Por Claudio Conceição, do Rio de Janeiro

Ao começar a escrever esse texto, tive que mudar o foco. A Rússia decidiu invadir a Ucrânia, elevando a tensão no Leste Europeu. É mais um desastroso acontecimento no mundo que começou a ser pontilhado de movimentos radicais em vários países. As pessoas perderam qualquer pudor, extravasando seus sentimentos de forma assustadora.
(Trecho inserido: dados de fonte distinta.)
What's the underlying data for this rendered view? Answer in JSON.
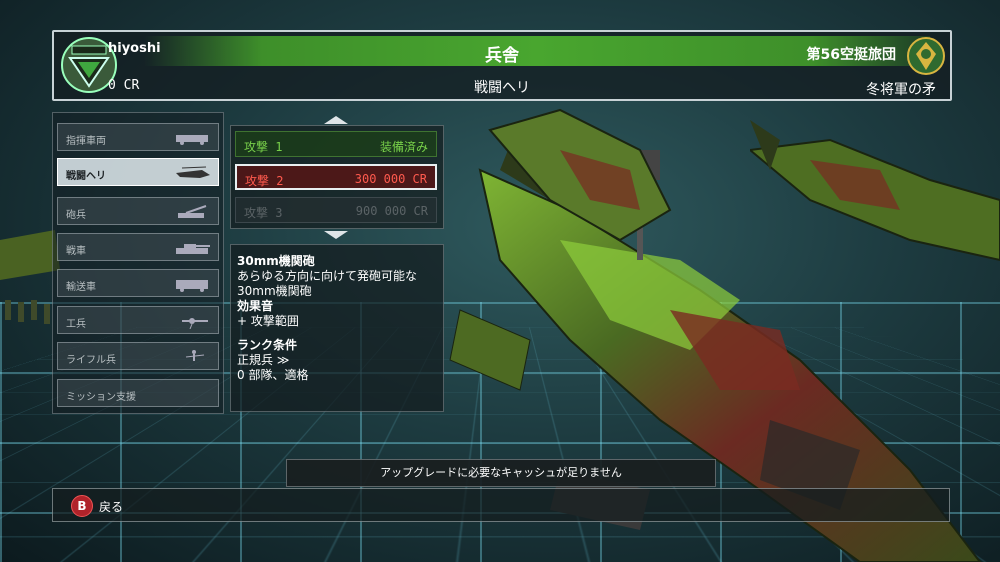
{
  "header": {
    "player_name": "hiyoshi",
    "credits": "0 CR",
    "title": "兵舎",
    "subtitle": "戦闘ヘリ",
    "brigade": "第56空挺旅団",
    "rank_name": "冬将軍の矛"
  },
  "categories": [
    {
      "label": "指揮車両",
      "icon": "command-vehicle-icon",
      "selected": false
    },
    {
      "label": "戦闘ヘリ",
      "icon": "attack-helicopter-icon",
      "selected": true
    },
    {
      "label": "砲兵",
      "icon": "artillery-icon",
      "selected": false
    },
    {
      "label": "戦車",
      "icon": "tank-icon",
      "selected": false
    },
    {
      "label": "輸送車",
      "icon": "transport-icon",
      "selected": false
    },
    {
      "label": "工兵",
      "icon": "engineer-icon",
      "selected": false
    },
    {
      "label": "ライフル兵",
      "icon": "rifleman-icon",
      "selected": false
    },
    {
      "label": "ミッション支援",
      "icon": "",
      "selected": false
    }
  ],
  "upgrades": [
    {
      "name": "攻撃 1",
      "status": "装備済み",
      "state": "equipped"
    },
    {
      "name": "攻撃 2",
      "status": "300 000 CR",
      "state": "selected"
    },
    {
      "name": "攻撃 3",
      "status": "900 000 CR",
      "state": "locked"
    }
  ],
  "description": {
    "weapon_title": "30mm機関砲",
    "weapon_text": "あらゆる方向に向けて発砲可能な30mm機関砲",
    "effect_heading": "効果音",
    "effect_text": "+  攻撃範囲",
    "rank_heading": "ランク条件",
    "rank_required": "正規兵 ≫",
    "rank_units": "0 部隊、適格"
  },
  "message": "アップグレードに必要なキャッシュが足りません",
  "footer": {
    "button": "B",
    "back_label": "戻る"
  },
  "colors": {
    "accent_green": "#49a62f",
    "price_red": "#ff5a4e",
    "equipped_green": "#78d04a"
  }
}
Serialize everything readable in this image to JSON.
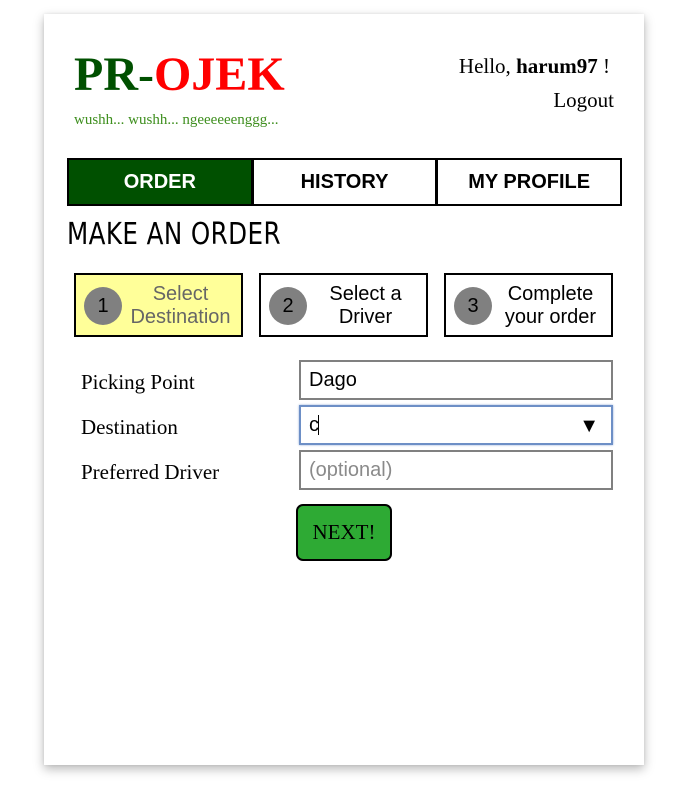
{
  "header": {
    "logo_part1": "PR",
    "logo_dash": "-",
    "logo_part2": "OJEK",
    "tagline": "wushh... wushh... ngeeeeeenggg...",
    "greeting_prefix": "Hello, ",
    "username": "harum97",
    "greeting_suffix": " !",
    "logout_label": "Logout"
  },
  "tabs": [
    {
      "label": "ORDER",
      "active": true
    },
    {
      "label": "HISTORY",
      "active": false
    },
    {
      "label": "MY PROFILE",
      "active": false
    }
  ],
  "page_title": "MAKE AN ORDER",
  "steps": [
    {
      "number": "1",
      "label_line1": "Select",
      "label_line2": "Destination",
      "active": true
    },
    {
      "number": "2",
      "label_line1": "Select a",
      "label_line2": "Driver",
      "active": false
    },
    {
      "number": "3",
      "label_line1": "Complete",
      "label_line2": "your order",
      "active": false
    }
  ],
  "form": {
    "picking_point_label": "Picking Point",
    "picking_point_value": "Dago",
    "destination_label": "Destination",
    "destination_value": "c",
    "dropdown_arrow": "▼",
    "preferred_driver_label": "Preferred Driver",
    "preferred_driver_placeholder": "(optional)",
    "next_label": "NEXT!"
  },
  "colors": {
    "brand_green": "#005000",
    "brand_red": "#ff0000",
    "tagline_green": "#3f8f1f",
    "active_step_bg": "#ffff99",
    "next_button_bg": "#2eaa34",
    "focus_border": "#6d8fc6"
  }
}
Esta semana, peguei um táxi. O motorista estava sem máscara. Pedi para colocar. Voltando para casa, distraído, terminando de reler Almas Mortas, de Nikolai Gogól, onde, de forma magistral, o escritor do conto O Nariz relata a realidade da sociedade russa, a mais oprimida, meu coração veio na boca: sem mais nem menos, o taxista começou a proferir palavrões a um motorista de outro carro que estaria atrapalhando o trânsito. Além dos impropérios, jogou seu carro contra o outro, buzinando feito um alucinado. Estava transtornado, olhos cor de sangue, quase espumando pela boca. Felizmente, como estava perto de casa, paguei a corrida e desci. Não sei se essa esdrúxula situação teve outros desdobramentos.

Há duas semanas, tomamos coragem e, com máscara N95 e frasco de álcool gel nas mãos, fomos ver o primoroso Mães Paralelas, de Pedro Almodóvar. Cinema meio vazio, sem pipoca para não tirar as máscaras, ao chegarmos às poltronas, um casal, logo atrás, sem máscaras. Isso apesar de várias recomendações de que o uso de máscaras era obrigatório. Colocaram, meio a contragosto, depois que pedimos. Mas fomos nos sentar em outro lugar, pois havia poltronas vazias para escolher.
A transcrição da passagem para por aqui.